Improve or fine-tune search for ecommerce?

Hey,

I finally got the time to circle back and test Vectara with a few potential e-commerce use cases that I’m interested in. My first impression is that perhaps it isn’t suited for ecommerce product search?

One of the ecommerce areas I tested was clothing/fashion. A search for “jeans” would also match a variety of clothing related keywords such as jacket, leggings, blazer etc. (Tested with and without hybrid search.)

With that said, is there anyway to improve or fine-tune the search so that it delivers appropriate matching? Alternatively, is it possible that I’m doing something wrong?

Thank you,
Mikhaeel

Hi Mikhaeel,
Can you please share more about your use-case and dataset you use for this purpose?
A few thoughts/comments that may be helpful:

  1. Generally speaking - what types of queries do you expect to have in the application? I assume you would be first targeting queries to search for a product (like in the example you provide “jeans”) and not looking for longer question-answering type of use-case (e.g. “what types of blue jeans product do you have that are from brand X”)
  2. If you haven’t already, I would suggest trying different values of “lambda” (see here) in the search query. Higher values usually do better for shorter queries and navigational queries.
  3. When a query like “jeans” does not match - I would of course check if there is a text in the corpus that does match it. Otherwise Vectara would of course respond with the closest match that may be other items. The search API returns relevance scores that those could help you understand how relevant the first result is, the second, etc

Thanks,
Ofer

Hi Ofer,

Thanks for getting back to me. I appreciate your response.
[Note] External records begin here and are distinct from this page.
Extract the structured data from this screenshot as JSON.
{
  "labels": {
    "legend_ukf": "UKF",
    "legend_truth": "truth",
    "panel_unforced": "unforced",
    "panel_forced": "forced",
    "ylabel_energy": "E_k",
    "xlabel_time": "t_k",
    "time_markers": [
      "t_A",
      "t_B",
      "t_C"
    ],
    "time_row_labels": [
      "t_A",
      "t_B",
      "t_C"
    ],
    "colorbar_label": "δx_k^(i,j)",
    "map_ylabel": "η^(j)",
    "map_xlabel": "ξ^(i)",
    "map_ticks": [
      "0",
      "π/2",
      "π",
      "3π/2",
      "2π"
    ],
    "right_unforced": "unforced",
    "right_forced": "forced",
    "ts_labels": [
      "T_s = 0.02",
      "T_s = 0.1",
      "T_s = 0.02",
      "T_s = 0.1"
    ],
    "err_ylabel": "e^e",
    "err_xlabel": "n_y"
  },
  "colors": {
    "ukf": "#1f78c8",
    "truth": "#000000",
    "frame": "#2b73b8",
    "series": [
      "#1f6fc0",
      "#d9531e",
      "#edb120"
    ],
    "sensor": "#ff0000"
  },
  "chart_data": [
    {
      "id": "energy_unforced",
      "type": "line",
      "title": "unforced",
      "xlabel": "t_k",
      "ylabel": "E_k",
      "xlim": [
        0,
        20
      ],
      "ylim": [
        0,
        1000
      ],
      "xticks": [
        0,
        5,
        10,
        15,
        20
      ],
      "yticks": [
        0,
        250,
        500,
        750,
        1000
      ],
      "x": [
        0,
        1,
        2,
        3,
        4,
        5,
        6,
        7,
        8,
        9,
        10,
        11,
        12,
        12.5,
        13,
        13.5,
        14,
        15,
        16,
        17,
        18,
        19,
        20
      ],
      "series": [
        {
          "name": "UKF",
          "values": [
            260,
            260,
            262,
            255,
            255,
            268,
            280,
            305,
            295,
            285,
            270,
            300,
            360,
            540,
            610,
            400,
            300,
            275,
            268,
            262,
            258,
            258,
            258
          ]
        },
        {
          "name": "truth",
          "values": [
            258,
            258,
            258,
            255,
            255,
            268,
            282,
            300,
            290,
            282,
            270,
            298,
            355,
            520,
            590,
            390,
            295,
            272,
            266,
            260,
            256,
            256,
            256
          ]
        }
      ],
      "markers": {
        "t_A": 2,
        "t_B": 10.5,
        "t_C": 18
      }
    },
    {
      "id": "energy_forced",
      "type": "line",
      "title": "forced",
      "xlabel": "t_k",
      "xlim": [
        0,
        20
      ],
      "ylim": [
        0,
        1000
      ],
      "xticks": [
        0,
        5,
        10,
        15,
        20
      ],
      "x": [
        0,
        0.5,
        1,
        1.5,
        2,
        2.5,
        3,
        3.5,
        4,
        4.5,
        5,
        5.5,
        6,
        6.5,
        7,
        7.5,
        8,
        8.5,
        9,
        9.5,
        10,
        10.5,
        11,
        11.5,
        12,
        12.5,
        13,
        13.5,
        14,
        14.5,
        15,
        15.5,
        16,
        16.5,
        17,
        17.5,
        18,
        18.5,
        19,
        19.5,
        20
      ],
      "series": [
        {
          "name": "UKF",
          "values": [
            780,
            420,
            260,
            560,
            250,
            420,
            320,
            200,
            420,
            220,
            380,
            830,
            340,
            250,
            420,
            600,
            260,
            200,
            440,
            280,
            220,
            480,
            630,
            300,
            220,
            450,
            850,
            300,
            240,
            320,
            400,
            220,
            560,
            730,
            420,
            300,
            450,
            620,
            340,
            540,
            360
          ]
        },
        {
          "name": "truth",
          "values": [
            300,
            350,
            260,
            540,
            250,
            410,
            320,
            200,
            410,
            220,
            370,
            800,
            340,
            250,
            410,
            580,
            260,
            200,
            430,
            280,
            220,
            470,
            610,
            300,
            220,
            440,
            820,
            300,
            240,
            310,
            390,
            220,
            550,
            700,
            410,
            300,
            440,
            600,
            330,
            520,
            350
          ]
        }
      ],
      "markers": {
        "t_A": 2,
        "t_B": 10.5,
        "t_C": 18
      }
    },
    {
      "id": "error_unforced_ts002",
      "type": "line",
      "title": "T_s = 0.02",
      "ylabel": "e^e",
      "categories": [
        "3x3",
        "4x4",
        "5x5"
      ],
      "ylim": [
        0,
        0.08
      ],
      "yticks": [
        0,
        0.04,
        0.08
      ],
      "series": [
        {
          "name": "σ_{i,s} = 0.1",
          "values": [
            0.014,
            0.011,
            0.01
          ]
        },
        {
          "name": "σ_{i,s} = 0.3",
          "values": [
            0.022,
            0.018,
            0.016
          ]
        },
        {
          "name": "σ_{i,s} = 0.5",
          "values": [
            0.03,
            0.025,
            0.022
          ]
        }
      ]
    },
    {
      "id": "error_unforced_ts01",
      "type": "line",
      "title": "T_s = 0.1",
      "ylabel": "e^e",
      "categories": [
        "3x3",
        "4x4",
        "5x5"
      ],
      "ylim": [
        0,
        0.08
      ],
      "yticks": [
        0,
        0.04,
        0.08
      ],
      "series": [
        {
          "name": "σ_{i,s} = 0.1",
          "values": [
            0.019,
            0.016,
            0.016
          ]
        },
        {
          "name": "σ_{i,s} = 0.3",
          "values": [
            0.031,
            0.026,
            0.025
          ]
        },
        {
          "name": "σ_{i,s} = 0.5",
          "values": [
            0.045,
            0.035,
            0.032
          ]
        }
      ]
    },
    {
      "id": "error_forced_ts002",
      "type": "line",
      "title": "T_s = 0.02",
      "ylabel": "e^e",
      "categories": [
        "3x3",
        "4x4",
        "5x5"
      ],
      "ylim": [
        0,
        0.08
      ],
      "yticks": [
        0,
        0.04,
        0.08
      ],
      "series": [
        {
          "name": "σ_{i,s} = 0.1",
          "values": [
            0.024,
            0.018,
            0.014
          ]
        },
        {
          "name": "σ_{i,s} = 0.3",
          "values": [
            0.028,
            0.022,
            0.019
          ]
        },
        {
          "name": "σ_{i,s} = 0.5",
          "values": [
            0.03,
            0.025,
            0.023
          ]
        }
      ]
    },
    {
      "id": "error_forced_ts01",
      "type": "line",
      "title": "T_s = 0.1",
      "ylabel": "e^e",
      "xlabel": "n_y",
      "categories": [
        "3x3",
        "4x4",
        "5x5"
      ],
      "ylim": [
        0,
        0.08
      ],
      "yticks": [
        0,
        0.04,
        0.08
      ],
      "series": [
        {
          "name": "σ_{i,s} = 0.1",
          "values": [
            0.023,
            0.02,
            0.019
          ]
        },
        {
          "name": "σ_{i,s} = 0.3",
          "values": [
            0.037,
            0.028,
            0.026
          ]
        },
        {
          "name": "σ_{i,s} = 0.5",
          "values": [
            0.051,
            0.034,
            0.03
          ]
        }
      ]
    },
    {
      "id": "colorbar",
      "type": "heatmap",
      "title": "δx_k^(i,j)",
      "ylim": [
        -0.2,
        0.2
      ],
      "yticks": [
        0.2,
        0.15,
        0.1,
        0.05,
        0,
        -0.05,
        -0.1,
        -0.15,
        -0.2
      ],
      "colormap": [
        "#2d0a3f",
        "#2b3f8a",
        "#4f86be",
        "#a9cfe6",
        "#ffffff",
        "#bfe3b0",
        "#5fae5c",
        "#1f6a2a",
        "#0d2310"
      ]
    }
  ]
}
  1. I expect there will be a lot of basic keyword queries, like “jeans”. But I’m testing Vectara because we have very rich product data that will allow users to search for queries like “strapless pastel dress for an evening party”.
  2. I have tested with various lambda values, but I will retest more extensively.
  3. Understood.

I would like to ask an additional follow-up question:
What’s the easiest way to get my inventory data into the right structure for Vectara. Needless to say I have the products stored in a database, but I can’t simply export the CSV/JSON and upload to Vectara, because Vectara uses a very specific data structure?

Thanks,
Mikhaeel

Mikhaeel,
One common way to put CSV/JSON data about products into vectara is to create a “sentence” from the product information. For example a “sentence” (or document) can be simply something like “Product: jeans; color: blue; description: blah blah” which is a combination of various features you may have as columns or characteristics of the product in the CSV/JSON representation.
In addition, you can create meta-data fields when creating the Vectara corpus, and then when querying you can filter by those meta-data fields which can be helpful in some use-cases (see here)

Thanks Ofer, will try this out.

It would be great if Vectara could just ingest CSV/JSON files in any structure.